Emotion is a complex physiological phenomenon, and a single modality may be insufficient for accurately determining human emotional states. This paper proposes an end-to-end multimodal emotion recognition method based on facial expressions and non-contact physiological signals. Facial expression features and remote photoplethysmography (rPPG) signals are extracted from facial video data, and a transformer-based cross-modal attention mechanism (TCMA) is used to learn the correlation between the two modalities. The results show that the accuracy of emotion recognition can be slightly improved by combining facial expressions with accurate rPPG signals. The performance is further improved with the use of TCMA, for which the binary classification accuracy of valence and arousal is 91.11% and 90.00%, respectively. Additionally, when experiments are conducted using the whole dataset, an increased accuracy of 7.31% and 4.23% for the binary classification of valence and arousal, and an improved accuracy of 5.36% for the four classifications of valence-arousal are achieved when TCMA is used in modal fusion, compared to using only facial expression modality, which fully demonstrates the effectiveness and robustness of TCMA. This method makes it possible to realize multimodal emotion recognition of facial expressions and contactless physiological signals in reality.

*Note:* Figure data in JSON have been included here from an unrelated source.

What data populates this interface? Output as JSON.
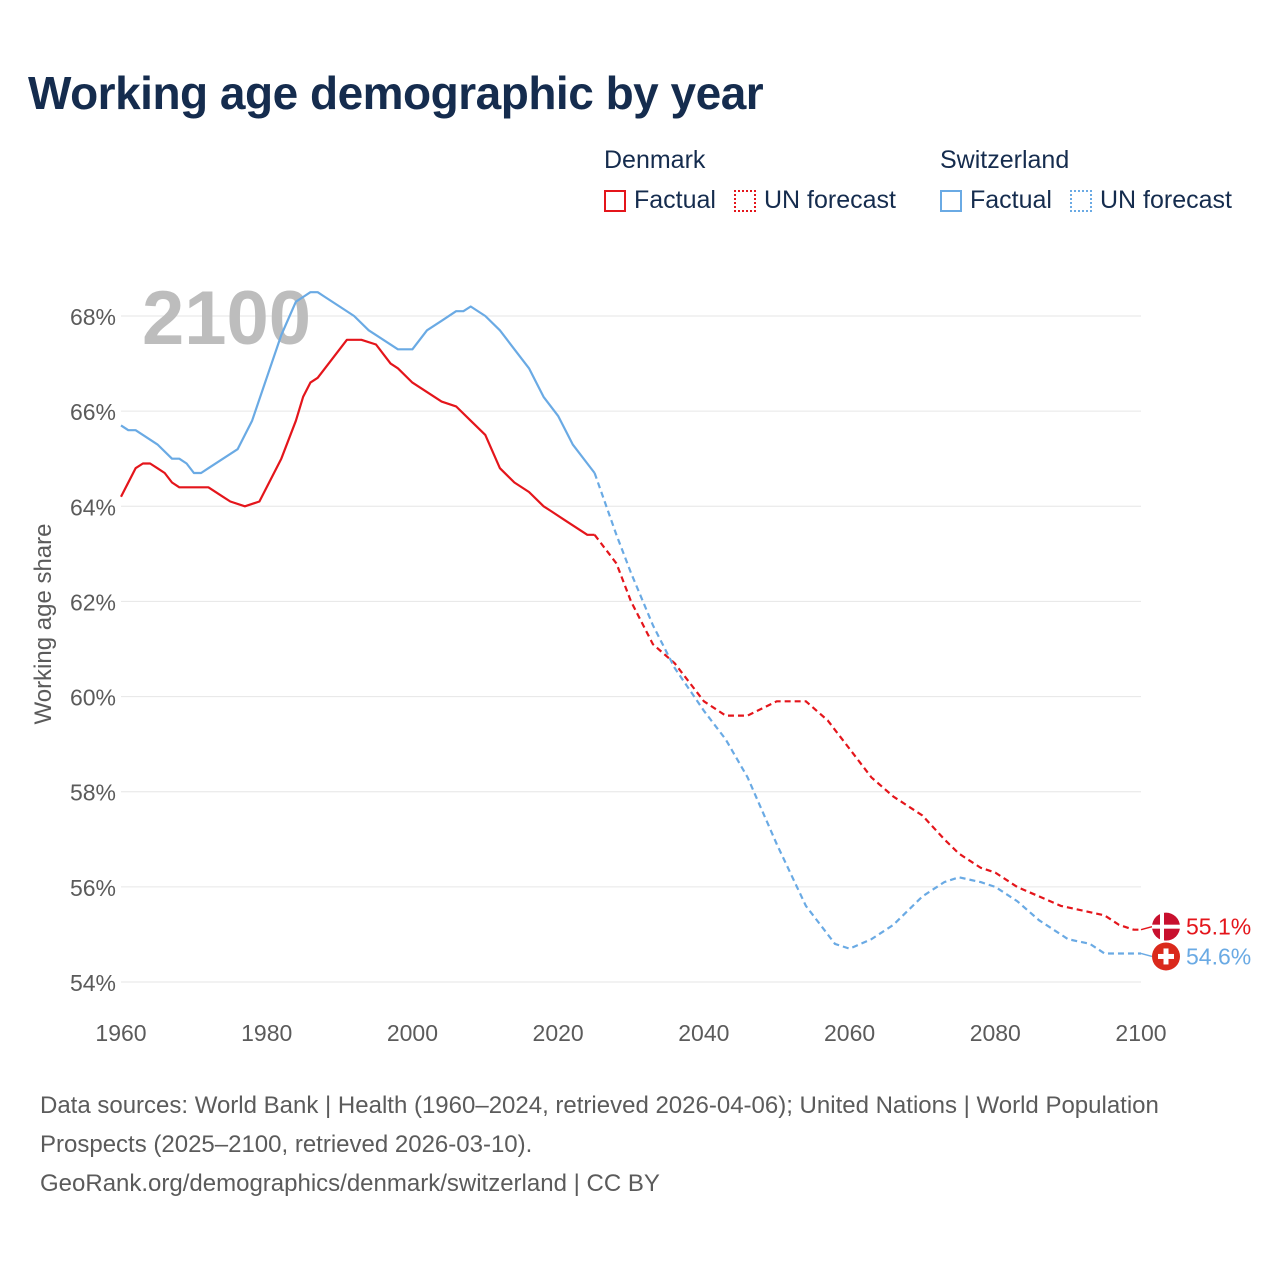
{
  "title": "Working age demographic by year",
  "legend": {
    "groups": [
      {
        "name": "Denmark",
        "color": "#e4151b",
        "items": [
          {
            "label": "Factual",
            "style": "solid"
          },
          {
            "label": "UN forecast",
            "style": "dotted"
          }
        ]
      },
      {
        "name": "Switzerland",
        "color": "#6aaae4",
        "items": [
          {
            "label": "Factual",
            "style": "solid"
          },
          {
            "label": "UN forecast",
            "style": "dotted"
          }
        ]
      }
    ]
  },
  "year_watermark": "2100",
  "footer": {
    "sources": "Data sources: World Bank | Health (1960–2024, retrieved 2026-04-06); United Nations | World Population Prospects (2025–2100, retrieved 2026-03-10).",
    "link": "GeoRank.org/demographics/denmark/switzerland | CC BY"
  },
  "chart_data": {
    "type": "line",
    "title": "Working age demographic by year",
    "xlabel": "",
    "ylabel": "Working age share",
    "xlim": [
      1960,
      2100
    ],
    "ylim": [
      54,
      69
    ],
    "xticks": [
      1960,
      1980,
      2000,
      2020,
      2040,
      2060,
      2080,
      2100
    ],
    "xtick_labels": [
      "1960",
      "1980",
      "2000",
      "2020",
      "2040",
      "2060",
      "2080",
      "2100"
    ],
    "yticks": [
      54,
      56,
      58,
      60,
      62,
      64,
      66,
      68
    ],
    "ytick_labels": [
      "54%",
      "56%",
      "58%",
      "60%",
      "62%",
      "64%",
      "66%",
      "68%"
    ],
    "grid": true,
    "forecast_start": 2025,
    "series": [
      {
        "name": "Denmark",
        "color": "#e4151b",
        "end_label": "55.1%",
        "flag": "denmark",
        "x": [
          1960,
          1962,
          1963,
          1964,
          1965,
          1966,
          1967,
          1968,
          1970,
          1972,
          1974,
          1975,
          1977,
          1979,
          1980,
          1982,
          1984,
          1985,
          1986,
          1987,
          1988,
          1990,
          1991,
          1993,
          1995,
          1997,
          1998,
          2000,
          2002,
          2004,
          2006,
          2008,
          2010,
          2012,
          2014,
          2016,
          2018,
          2019,
          2021,
          2022,
          2024,
          2025,
          2028,
          2030,
          2033,
          2036,
          2040,
          2043,
          2046,
          2050,
          2052,
          2054,
          2057,
          2060,
          2063,
          2066,
          2070,
          2073,
          2075,
          2078,
          2080,
          2083,
          2086,
          2089,
          2092,
          2095,
          2097,
          2099,
          2100
        ],
        "values": [
          64.2,
          64.8,
          64.9,
          64.9,
          64.8,
          64.7,
          64.5,
          64.4,
          64.4,
          64.4,
          64.2,
          64.1,
          64.0,
          64.1,
          64.4,
          65.0,
          65.8,
          66.3,
          66.6,
          66.7,
          66.9,
          67.3,
          67.5,
          67.5,
          67.4,
          67.0,
          66.9,
          66.6,
          66.4,
          66.2,
          66.1,
          65.8,
          65.5,
          64.8,
          64.5,
          64.3,
          64.0,
          63.9,
          63.7,
          63.6,
          63.4,
          63.4,
          62.8,
          62.0,
          61.1,
          60.7,
          59.9,
          59.6,
          59.6,
          59.9,
          59.9,
          59.9,
          59.5,
          58.9,
          58.3,
          57.9,
          57.5,
          57.0,
          56.7,
          56.4,
          56.3,
          56.0,
          55.8,
          55.6,
          55.5,
          55.4,
          55.2,
          55.1,
          55.1
        ]
      },
      {
        "name": "Switzerland",
        "color": "#6aaae4",
        "end_label": "54.6%",
        "flag": "switzerland",
        "x": [
          1960,
          1961,
          1962,
          1963,
          1965,
          1967,
          1968,
          1969,
          1970,
          1971,
          1972,
          1974,
          1976,
          1977,
          1978,
          1980,
          1982,
          1984,
          1985,
          1986,
          1987,
          1988,
          1990,
          1992,
          1994,
          1996,
          1998,
          2000,
          2002,
          2004,
          2006,
          2007,
          2008,
          2010,
          2012,
          2014,
          2016,
          2018,
          2020,
          2022,
          2024,
          2025,
          2028,
          2030,
          2033,
          2036,
          2040,
          2043,
          2046,
          2050,
          2054,
          2058,
          2060,
          2063,
          2066,
          2070,
          2073,
          2075,
          2078,
          2080,
          2083,
          2086,
          2090,
          2093,
          2095,
          2098,
          2100
        ],
        "values": [
          65.7,
          65.6,
          65.6,
          65.5,
          65.3,
          65.0,
          65.0,
          64.9,
          64.7,
          64.7,
          64.8,
          65.0,
          65.2,
          65.5,
          65.8,
          66.7,
          67.6,
          68.3,
          68.4,
          68.5,
          68.5,
          68.4,
          68.2,
          68.0,
          67.7,
          67.5,
          67.3,
          67.3,
          67.7,
          67.9,
          68.1,
          68.1,
          68.2,
          68.0,
          67.7,
          67.3,
          66.9,
          66.3,
          65.9,
          65.3,
          64.9,
          64.7,
          63.4,
          62.6,
          61.5,
          60.6,
          59.7,
          59.1,
          58.3,
          56.9,
          55.6,
          54.8,
          54.7,
          54.9,
          55.2,
          55.8,
          56.1,
          56.2,
          56.1,
          56.0,
          55.7,
          55.3,
          54.9,
          54.8,
          54.6,
          54.6,
          54.6
        ]
      }
    ]
  }
}
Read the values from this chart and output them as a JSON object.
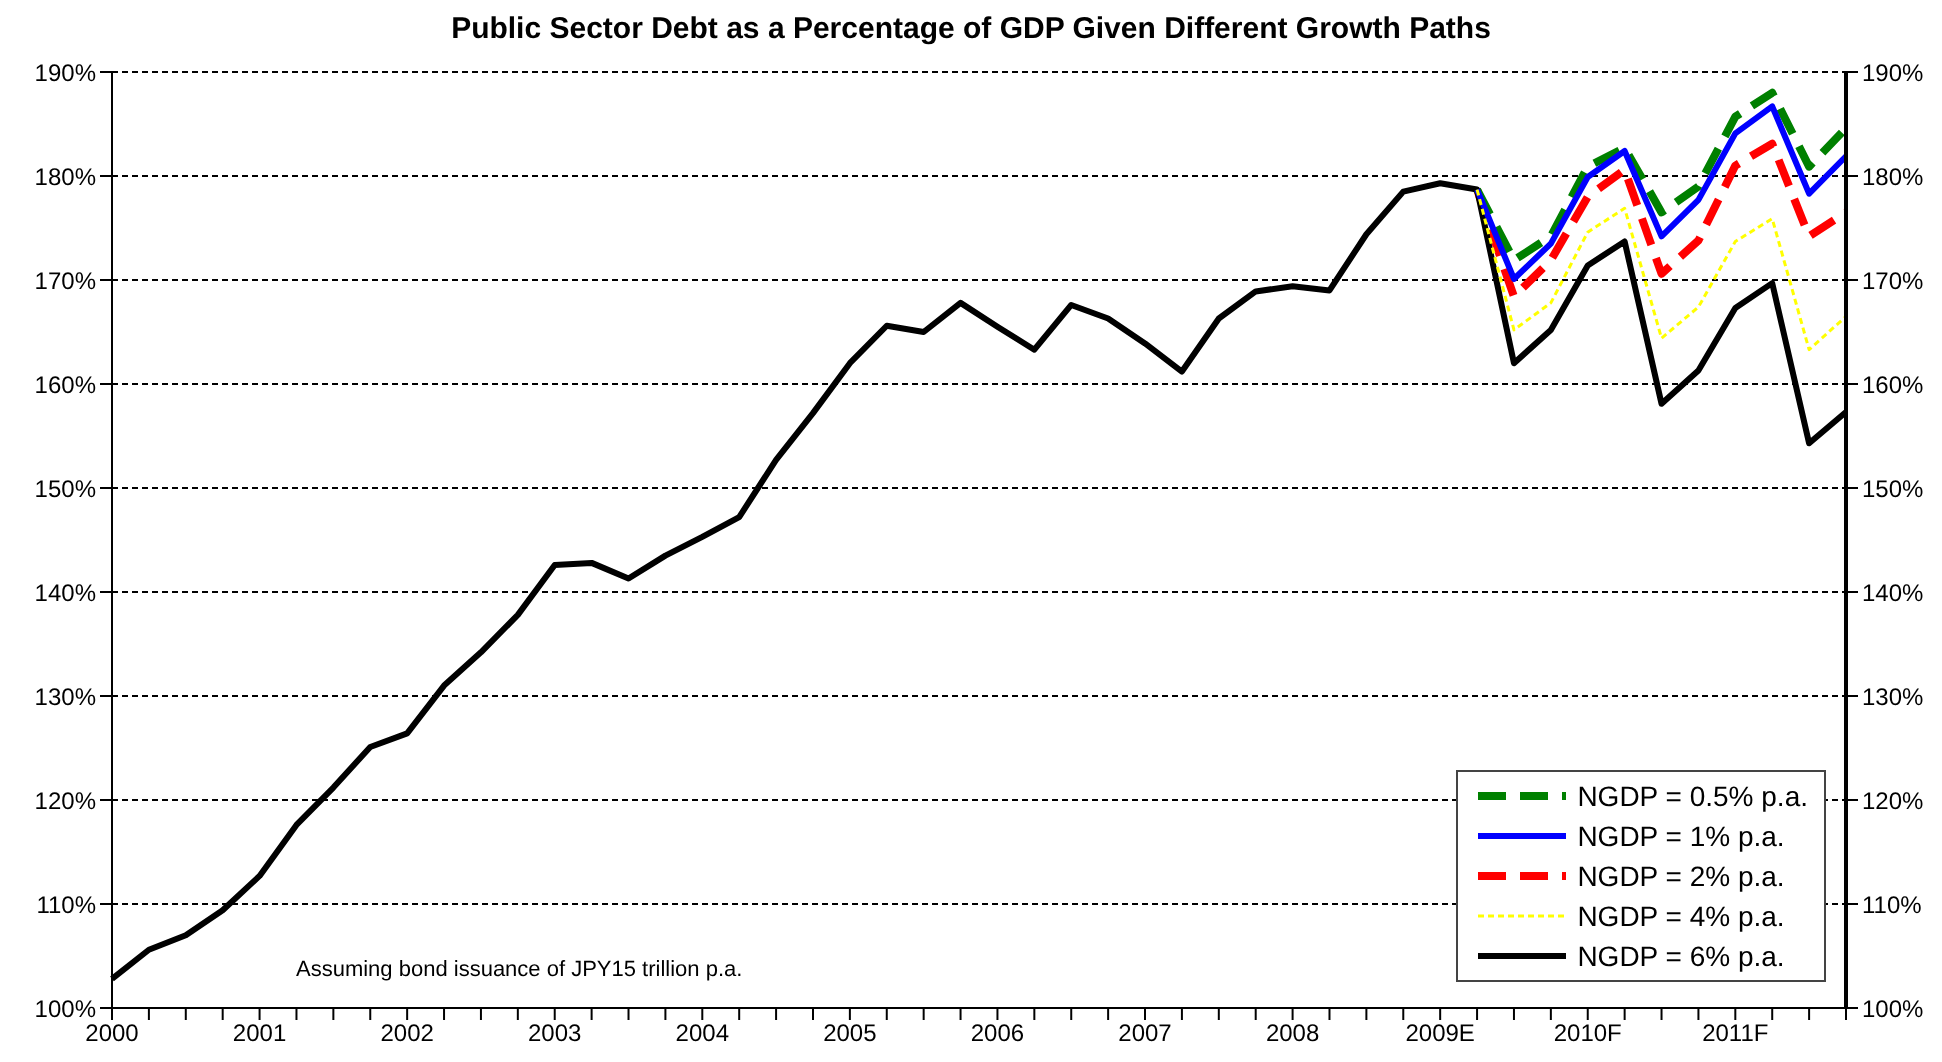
{
  "chart_data": {
    "type": "line",
    "title": "Public Sector Debt as a Percentage of GDP Given Different Growth Paths",
    "categories": [
      "2000",
      null,
      null,
      null,
      "2001",
      null,
      null,
      null,
      "2002",
      null,
      null,
      null,
      "2003",
      null,
      null,
      null,
      "2004",
      null,
      null,
      null,
      "2005",
      null,
      null,
      null,
      "2006",
      null,
      null,
      null,
      "2007",
      null,
      null,
      null,
      "2008",
      null,
      null,
      null,
      "2009E",
      null,
      null,
      null,
      "2010F",
      null,
      null,
      null,
      "2011F",
      null,
      null,
      null
    ],
    "series": [
      {
        "name": "NGDP = 0.5% p.a.",
        "color": "#008000",
        "line_style": "dashed",
        "values": [
          null,
          null,
          null,
          null,
          null,
          null,
          null,
          null,
          null,
          null,
          null,
          null,
          null,
          null,
          null,
          null,
          null,
          null,
          null,
          null,
          null,
          null,
          null,
          null,
          null,
          null,
          null,
          null,
          null,
          null,
          null,
          null,
          null,
          null,
          null,
          null,
          null,
          178.7,
          171.9,
          174.2,
          180.9,
          182.7,
          176.5,
          179.0,
          185.7,
          188.0,
          180.9,
          184.6
        ]
      },
      {
        "name": "NGDP = 1% p.a.",
        "color": "#0000ff",
        "line_style": "solid",
        "values": [
          null,
          null,
          null,
          null,
          null,
          null,
          null,
          null,
          null,
          null,
          null,
          null,
          null,
          null,
          null,
          null,
          null,
          null,
          null,
          null,
          null,
          null,
          null,
          null,
          null,
          null,
          null,
          null,
          null,
          null,
          null,
          null,
          null,
          null,
          null,
          null,
          null,
          178.7,
          170.1,
          173.5,
          179.9,
          182.4,
          174.2,
          177.7,
          184.1,
          186.7,
          178.3,
          181.9
        ]
      },
      {
        "name": "NGDP = 2% p.a.",
        "color": "#ff0000",
        "line_style": "dashed",
        "values": [
          null,
          null,
          null,
          null,
          null,
          null,
          null,
          null,
          null,
          null,
          null,
          null,
          null,
          null,
          null,
          null,
          null,
          null,
          null,
          null,
          null,
          null,
          null,
          null,
          null,
          null,
          null,
          null,
          null,
          null,
          null,
          null,
          null,
          null,
          null,
          null,
          null,
          178.7,
          168.4,
          171.9,
          178.0,
          180.6,
          170.6,
          173.8,
          181.0,
          183.1,
          174.2,
          176.5
        ]
      },
      {
        "name": "NGDP = 4% p.a.",
        "color": "#ffff00",
        "line_style": "dotted",
        "values": [
          null,
          null,
          null,
          null,
          null,
          null,
          null,
          null,
          null,
          null,
          null,
          null,
          null,
          null,
          null,
          null,
          null,
          null,
          null,
          null,
          null,
          null,
          null,
          null,
          null,
          null,
          null,
          null,
          null,
          null,
          null,
          null,
          null,
          null,
          null,
          null,
          null,
          178.7,
          165.2,
          167.8,
          174.6,
          176.9,
          164.4,
          167.4,
          173.7,
          175.9,
          163.3,
          166.5
        ]
      },
      {
        "name": "NGDP = 6% p.a.",
        "color": "#000000",
        "line_style": "solid",
        "values": [
          102.8,
          105.6,
          107.0,
          109.4,
          112.7,
          117.6,
          121.2,
          125.1,
          126.4,
          131.0,
          134.2,
          137.8,
          142.6,
          142.8,
          141.3,
          143.5,
          145.3,
          147.2,
          152.7,
          157.2,
          162.0,
          165.6,
          165.0,
          167.8,
          165.5,
          163.3,
          167.6,
          166.3,
          163.9,
          161.2,
          166.3,
          168.9,
          169.4,
          169.0,
          174.4,
          178.5,
          179.3,
          178.7,
          162.0,
          165.2,
          171.4,
          173.7,
          158.1,
          161.3,
          167.3,
          169.7,
          154.3,
          157.3
        ]
      }
    ],
    "ylim": [
      100,
      190
    ],
    "yticks": [
      {
        "value": 100,
        "label": "100%"
      },
      {
        "value": 110,
        "label": "110%"
      },
      {
        "value": 120,
        "label": "120%"
      },
      {
        "value": 130,
        "label": "130%"
      },
      {
        "value": 140,
        "label": "140%"
      },
      {
        "value": 150,
        "label": "150%"
      },
      {
        "value": 160,
        "label": "160%"
      },
      {
        "value": 170,
        "label": "170%"
      },
      {
        "value": 180,
        "label": "180%"
      },
      {
        "value": 190,
        "label": "190%"
      }
    ],
    "y2lim": [
      100,
      190
    ],
    "y2ticks": [
      {
        "value": 100,
        "label": "100%"
      },
      {
        "value": 110,
        "label": "110%"
      },
      {
        "value": 120,
        "label": "120%"
      },
      {
        "value": 130,
        "label": "130%"
      },
      {
        "value": 140,
        "label": "140%"
      },
      {
        "value": 150,
        "label": "150%"
      },
      {
        "value": 160,
        "label": "160%"
      },
      {
        "value": 170,
        "label": "170%"
      },
      {
        "value": 180,
        "label": "180%"
      },
      {
        "value": 190,
        "label": "190%"
      }
    ],
    "grid": "y",
    "legend": "bottom right",
    "marker": "none",
    "annotations": [
      "Assuming bond issuance of JPY15 trillion p.a."
    ]
  }
}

情绪是一种复杂的生理现象,单一模态可能不足以准确确定人类的情绪状态。本文提出了一种基于面部表情和非接触式生理信号的端到端多模态情绪识别方法。从面部视频数据中提取面部表情特征和远程光电容积脉搏波描记法(rPPG)信号,并使用基于Transformer的跨模态注意力机制(TCMA)来学习这两种模态之间的相关性。结果表明,将面部表情与准确的rPPG信号相结合可以略微提高情绪识别的准确率。使用TCMA可进一步提高性能,其效价和唤醒度的二元分类准确率分别为91.11%和90.00%。此外,在使用整个数据集进行实验时,与仅使用面部表情模态相比,在模态融合中使用TCMA时,效价和唤醒度的二元分类准确率分别提高了7.31%和4.23%,效价-唤醒度的四分类准确率提高了5.36%,充分证明了TCMA的有效性和鲁棒性。该方法使得在现实中实现面部表情和非接触式生理信号的多模态情绪识别成为可能。